The passage says God tested Abraham, Abraham obeyed, and then God said:
“Now I know that you fear God, seeing you have not withheld your son...”
Trusting the Lord includes trusting what He actually said.
Not explaining it away because exhaustive foreknowledge requires a different answer.
After David committed adultery with Bathsheba and had Uriah killed, God sent the prophet Nathan to confront him. Nathan did not walk in and say, “You committed adultery and murder.”
Instead, he told David a story about a rich man who stole a poor man’s only lamb. David became outraged and said the rich man deserved to die. Then Nathan delivered the blow:
(II Samuel 12:7) And Nathan said to David, Thou art the man.
then God's judgement came
Right.
God knew what David had done.
God knew David’s character.
God knew how to confront David in a way that would expose his guilt through his own sense of justice.
None of that requires exhaustive foreknowledge of every future free choice.
Nathan’s parable proves that God knew how to confront a guilty man.
It does not prove that Genesis 22:12 means the opposite of what it says.

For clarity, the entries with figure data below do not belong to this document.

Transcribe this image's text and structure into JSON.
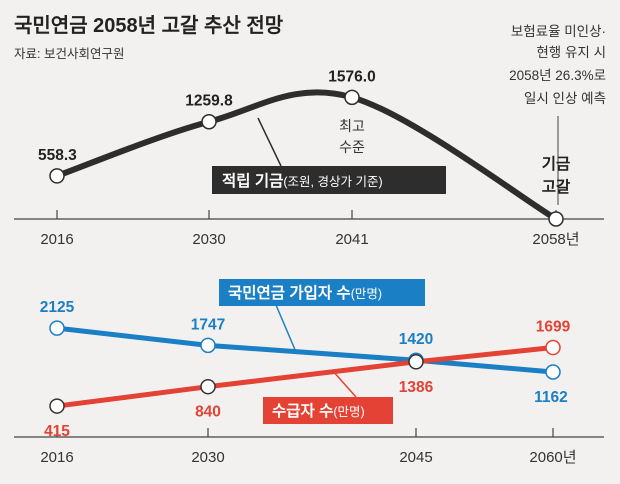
{
  "title": "국민연금 2058년 고갈 추산 전망",
  "source": "자료: 보건사회연구원",
  "colors": {
    "background": "#f2f1ef",
    "fund": "#2d2d2d",
    "subscribers": "#1a7fc4",
    "recipients": "#e34234",
    "axis": "#444444"
  },
  "chart_data": [
    {
      "type": "line",
      "series": [
        {
          "name": "적립 기금",
          "unit": "(조원, 경상가 기준)",
          "x": [
            "2016",
            "2030",
            "2041",
            "2058"
          ],
          "values": [
            558.3,
            1259.8,
            1576.0,
            0
          ]
        }
      ],
      "tick_labels": [
        "2016",
        "2030",
        "2041",
        "2058년"
      ],
      "value_labels": [
        "558.3",
        "1259.8",
        "1576.0"
      ],
      "peak_annotation": [
        "최고",
        "수준"
      ],
      "end_annotation": [
        "기금",
        "고갈"
      ],
      "note": [
        "보험료율 미인상·",
        "현행 유지 시",
        "2058년 26.3%로",
        "일시 인상 예측"
      ]
    },
    {
      "type": "line",
      "series": [
        {
          "name": "국민연금 가입자 수",
          "unit": "(만명)",
          "x": [
            "2016",
            "2030",
            "2045",
            "2060"
          ],
          "values": [
            2125,
            1747,
            1420,
            1162
          ]
        },
        {
          "name": "수급자 수",
          "unit": "(만명)",
          "x": [
            "2016",
            "2030",
            "2045",
            "2060"
          ],
          "values": [
            415,
            840,
            1386,
            1699
          ]
        }
      ],
      "tick_labels": [
        "2016",
        "2030",
        "2045",
        "2060년"
      ]
    }
  ]
}
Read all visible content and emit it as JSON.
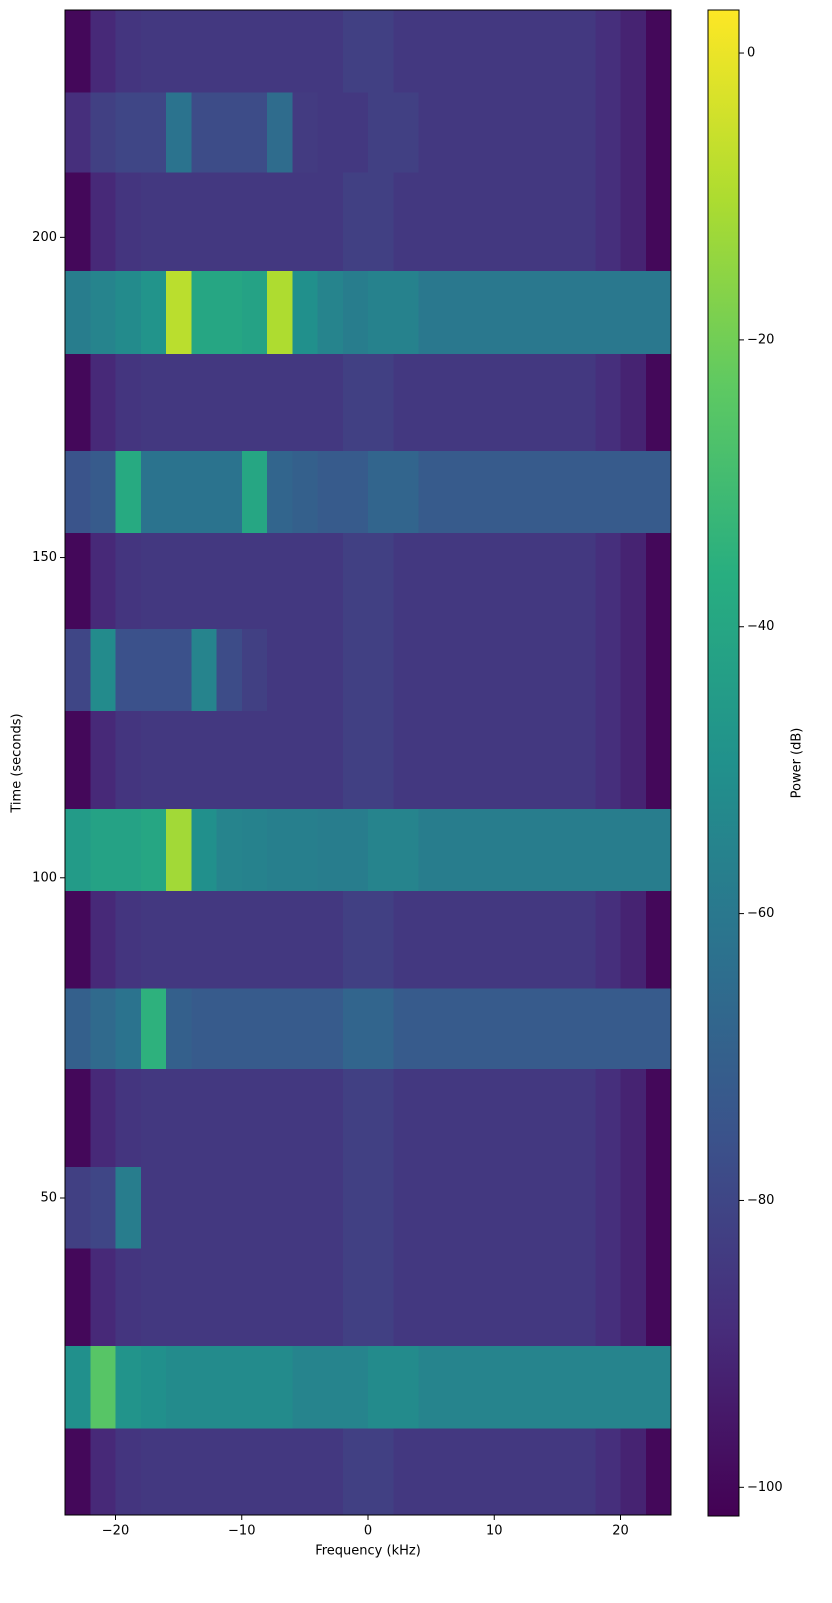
{
  "chart_data": {
    "type": "heatmap",
    "xlabel": "Frequency (kHz)",
    "ylabel": "Time (seconds)",
    "colorbar_label": "Power (dB)",
    "colormap": "viridis",
    "xlim": [
      -24,
      24
    ],
    "ylim": [
      0.5,
      235.5
    ],
    "clim": [
      -102,
      3
    ],
    "xticks": [
      {
        "value": -20,
        "label": "−20"
      },
      {
        "value": -10,
        "label": "−10"
      },
      0,
      10,
      20
    ],
    "yticks": [
      50,
      100,
      150,
      200
    ],
    "cticks": [
      {
        "value": -100,
        "label": "−100"
      },
      {
        "value": -80,
        "label": "−80"
      },
      {
        "value": -60,
        "label": "−60"
      },
      {
        "value": -40,
        "label": "−40"
      },
      {
        "value": -20,
        "label": "−20"
      },
      0
    ],
    "x": [
      -24,
      -22,
      -20,
      -18,
      -16,
      -14,
      -12,
      -10,
      -8,
      -6,
      -4,
      -2,
      0,
      2,
      4,
      6,
      8,
      10,
      12,
      14,
      16,
      18,
      20,
      22,
      24
    ],
    "y": [
      0.5,
      14.1,
      27,
      42.2,
      54.9,
      70.2,
      82.8,
      98,
      110.8,
      126.1,
      138.9,
      153.9,
      166.7,
      181.9,
      194.8,
      210.2,
      222.7,
      235.5
    ],
    "z": [
      [
        -100,
        -90,
        -86,
        -85,
        -85,
        -85,
        -85,
        -85,
        -85,
        -85,
        -85,
        -82,
        -82,
        -85,
        -85,
        -85,
        -85,
        -85,
        -85,
        -85,
        -85,
        -88,
        -92,
        -100
      ],
      [
        -50,
        -25,
        -48,
        -50,
        -52,
        -52,
        -52,
        -52,
        -52,
        -55,
        -55,
        -55,
        -52,
        -52,
        -55,
        -55,
        -55,
        -55,
        -55,
        -55,
        -55,
        -55,
        -55,
        -55
      ],
      [
        -100,
        -90,
        -86,
        -85,
        -85,
        -85,
        -85,
        -85,
        -85,
        -85,
        -85,
        -82,
        -82,
        -85,
        -85,
        -85,
        -85,
        -85,
        -85,
        -85,
        -85,
        -88,
        -92,
        -100
      ],
      [
        -82,
        -80,
        -58,
        -85,
        -85,
        -85,
        -85,
        -85,
        -85,
        -85,
        -85,
        -82,
        -82,
        -85,
        -85,
        -85,
        -85,
        -85,
        -85,
        -85,
        -85,
        -88,
        -92,
        -100
      ],
      [
        -100,
        -90,
        -86,
        -85,
        -85,
        -85,
        -85,
        -85,
        -85,
        -85,
        -85,
        -82,
        -82,
        -85,
        -85,
        -85,
        -85,
        -85,
        -85,
        -85,
        -85,
        -88,
        -92,
        -100
      ],
      [
        -70,
        -66,
        -62,
        -35,
        -70,
        -72,
        -72,
        -72,
        -72,
        -72,
        -72,
        -68,
        -68,
        -72,
        -72,
        -72,
        -72,
        -72,
        -72,
        -72,
        -72,
        -72,
        -72,
        -72
      ],
      [
        -100,
        -90,
        -86,
        -85,
        -85,
        -85,
        -85,
        -85,
        -85,
        -85,
        -85,
        -82,
        -82,
        -85,
        -85,
        -85,
        -85,
        -85,
        -85,
        -85,
        -85,
        -88,
        -92,
        -100
      ],
      [
        -45,
        -42,
        -42,
        -40,
        -12,
        -50,
        -55,
        -56,
        -57,
        -57,
        -58,
        -58,
        -55,
        -55,
        -58,
        -58,
        -58,
        -58,
        -58,
        -58,
        -58,
        -58,
        -58,
        -58
      ],
      [
        -100,
        -90,
        -86,
        -85,
        -85,
        -85,
        -85,
        -85,
        -85,
        -85,
        -85,
        -82,
        -82,
        -85,
        -85,
        -85,
        -85,
        -85,
        -85,
        -85,
        -85,
        -88,
        -92,
        -100
      ],
      [
        -80,
        -52,
        -76,
        -76,
        -76,
        -55,
        -78,
        -82,
        -85,
        -85,
        -85,
        -82,
        -82,
        -85,
        -85,
        -85,
        -85,
        -85,
        -85,
        -85,
        -85,
        -88,
        -92,
        -100
      ],
      [
        -100,
        -90,
        -86,
        -85,
        -85,
        -85,
        -85,
        -85,
        -85,
        -85,
        -85,
        -82,
        -82,
        -85,
        -85,
        -85,
        -85,
        -85,
        -85,
        -85,
        -85,
        -88,
        -92,
        -100
      ],
      [
        -75,
        -72,
        -38,
        -62,
        -62,
        -62,
        -62,
        -40,
        -68,
        -70,
        -72,
        -72,
        -68,
        -68,
        -72,
        -72,
        -72,
        -72,
        -72,
        -72,
        -72,
        -72,
        -72,
        -72
      ],
      [
        -100,
        -90,
        -86,
        -85,
        -85,
        -85,
        -85,
        -85,
        -85,
        -85,
        -85,
        -82,
        -82,
        -85,
        -85,
        -85,
        -85,
        -85,
        -85,
        -85,
        -85,
        -88,
        -92,
        -100
      ],
      [
        -58,
        -55,
        -52,
        -48,
        -8,
        -40,
        -40,
        -42,
        -10,
        -50,
        -55,
        -58,
        -56,
        -56,
        -60,
        -60,
        -60,
        -60,
        -60,
        -60,
        -60,
        -60,
        -60,
        -60
      ],
      [
        -100,
        -90,
        -86,
        -85,
        -85,
        -85,
        -85,
        -85,
        -85,
        -85,
        -85,
        -82,
        -82,
        -85,
        -85,
        -85,
        -85,
        -85,
        -85,
        -85,
        -85,
        -88,
        -92,
        -100
      ],
      [
        -88,
        -82,
        -80,
        -80,
        -62,
        -78,
        -78,
        -78,
        -65,
        -84,
        -85,
        -85,
        -82,
        -82,
        -85,
        -85,
        -85,
        -85,
        -85,
        -85,
        -85,
        -88,
        -92,
        -100
      ],
      [
        -100,
        -90,
        -86,
        -85,
        -85,
        -85,
        -85,
        -85,
        -85,
        -85,
        -85,
        -82,
        -82,
        -85,
        -85,
        -85,
        -85,
        -85,
        -85,
        -85,
        -85,
        -88,
        -92,
        -100
      ]
    ]
  }
}
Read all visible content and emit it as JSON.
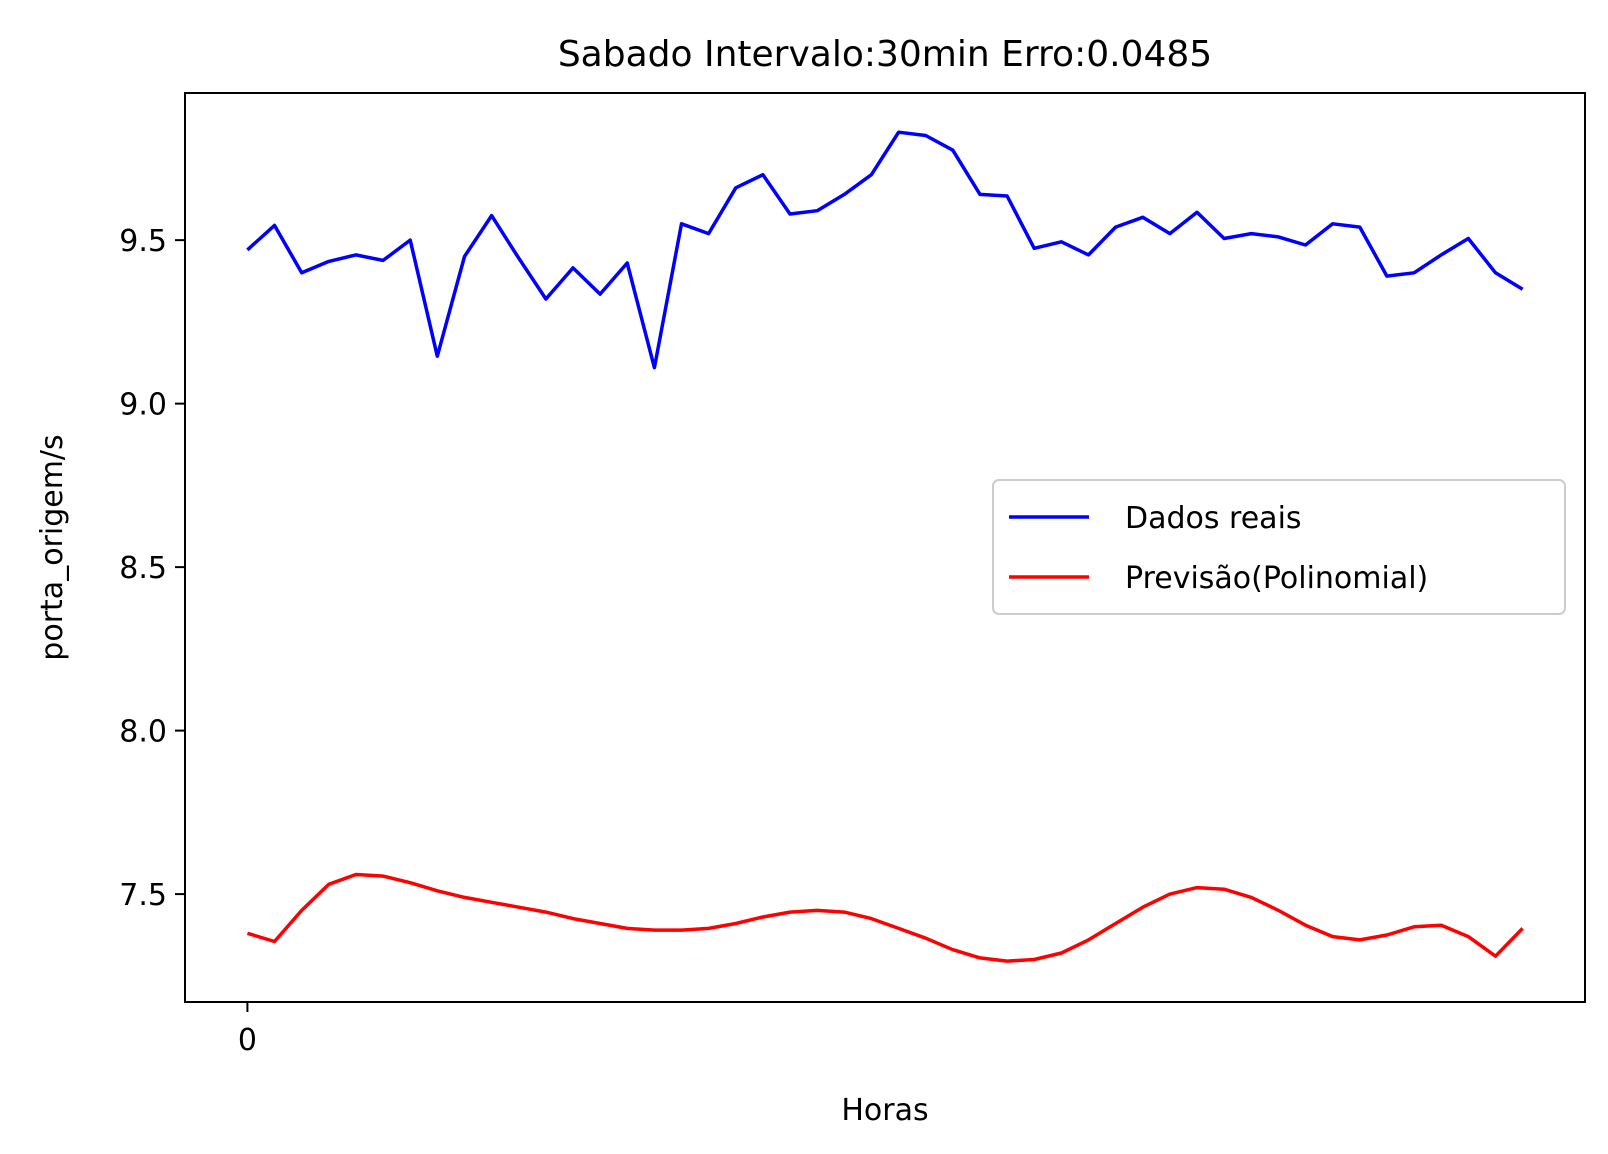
{
  "chart_data": {
    "type": "line",
    "title": "Sabado Intervalo:30min Erro:0.0485",
    "xlabel": "Horas",
    "ylabel": "porta_origem/s",
    "xlim": [
      -2.3,
      49.3
    ],
    "ylim": [
      7.17,
      9.95
    ],
    "xticks": [
      0
    ],
    "xtick_labels": [
      "0"
    ],
    "yticks": [
      7.5,
      8.0,
      8.5,
      9.0,
      9.5
    ],
    "ytick_labels": [
      "7.5",
      "8.0",
      "8.5",
      "9.0",
      "9.5"
    ],
    "grid": false,
    "legend_position": "center-right",
    "x": [
      0,
      1,
      2,
      3,
      4,
      5,
      6,
      7,
      8,
      9,
      10,
      11,
      12,
      13,
      14,
      15,
      16,
      17,
      18,
      19,
      20,
      21,
      22,
      23,
      24,
      25,
      26,
      27,
      28,
      29,
      30,
      31,
      32,
      33,
      34,
      35,
      36,
      37,
      38,
      39,
      40,
      41,
      42,
      43,
      44,
      45,
      46,
      47
    ],
    "series": [
      {
        "name": "Dados reais",
        "color": "#0000ff",
        "values": [
          9.47,
          9.545,
          9.4,
          9.435,
          9.455,
          9.438,
          9.5,
          9.145,
          9.45,
          9.575,
          9.445,
          9.32,
          9.415,
          9.335,
          9.43,
          9.11,
          9.55,
          9.52,
          9.66,
          9.7,
          9.58,
          9.59,
          9.64,
          9.7,
          9.83,
          9.82,
          9.775,
          9.64,
          9.635,
          9.475,
          9.495,
          9.455,
          9.54,
          9.57,
          9.52,
          9.585,
          9.505,
          9.52,
          9.51,
          9.485,
          9.55,
          9.54,
          9.39,
          9.4,
          9.455,
          9.505,
          9.4,
          9.35
        ]
      },
      {
        "name": "Previsão(Polinomial)",
        "color": "#ff0000",
        "values": [
          7.38,
          7.355,
          7.45,
          7.53,
          7.56,
          7.555,
          7.535,
          7.51,
          7.49,
          7.475,
          7.46,
          7.445,
          7.425,
          7.41,
          7.395,
          7.39,
          7.39,
          7.395,
          7.41,
          7.43,
          7.445,
          7.45,
          7.445,
          7.425,
          7.395,
          7.365,
          7.33,
          7.305,
          7.295,
          7.3,
          7.32,
          7.36,
          7.41,
          7.46,
          7.5,
          7.52,
          7.515,
          7.49,
          7.45,
          7.405,
          7.37,
          7.36,
          7.375,
          7.4,
          7.405,
          7.37,
          7.31,
          7.395
        ]
      }
    ]
  }
}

God knew what David had done and foreknew that David would incriminate himself
The first part is in the text.
The second part is not.
The text shows God knew David’s sin and sent Nathan to expose it.
It does not say God foreknew David would incriminate himself.
That may be your inference, but even granting it, it would only show God knew David well enough to know how he would respond to that confrontation.
It still would not prove exhaustive foreknowledge of every future free choice.
God exposed David’s sin in a way that would lead to genuine conviction and repentance also let David’s own sense of justice condemn his actions
Agreed.
God knew David’s guilt, David’s character, and David’s sense of justice. I mean, He had already known David for many years at that point. David was not some stranger to God.
So yes, God knew how to confront David.
But that is exactly the distinction we keep making.
Knowing a man well enough to know how to confront him is not the same thing as possessing exhaustive foreknowledge of every future free choice.
Nathan’s parable proves that God knew David.
It does not prove that God eternally foreknew every future act of every man.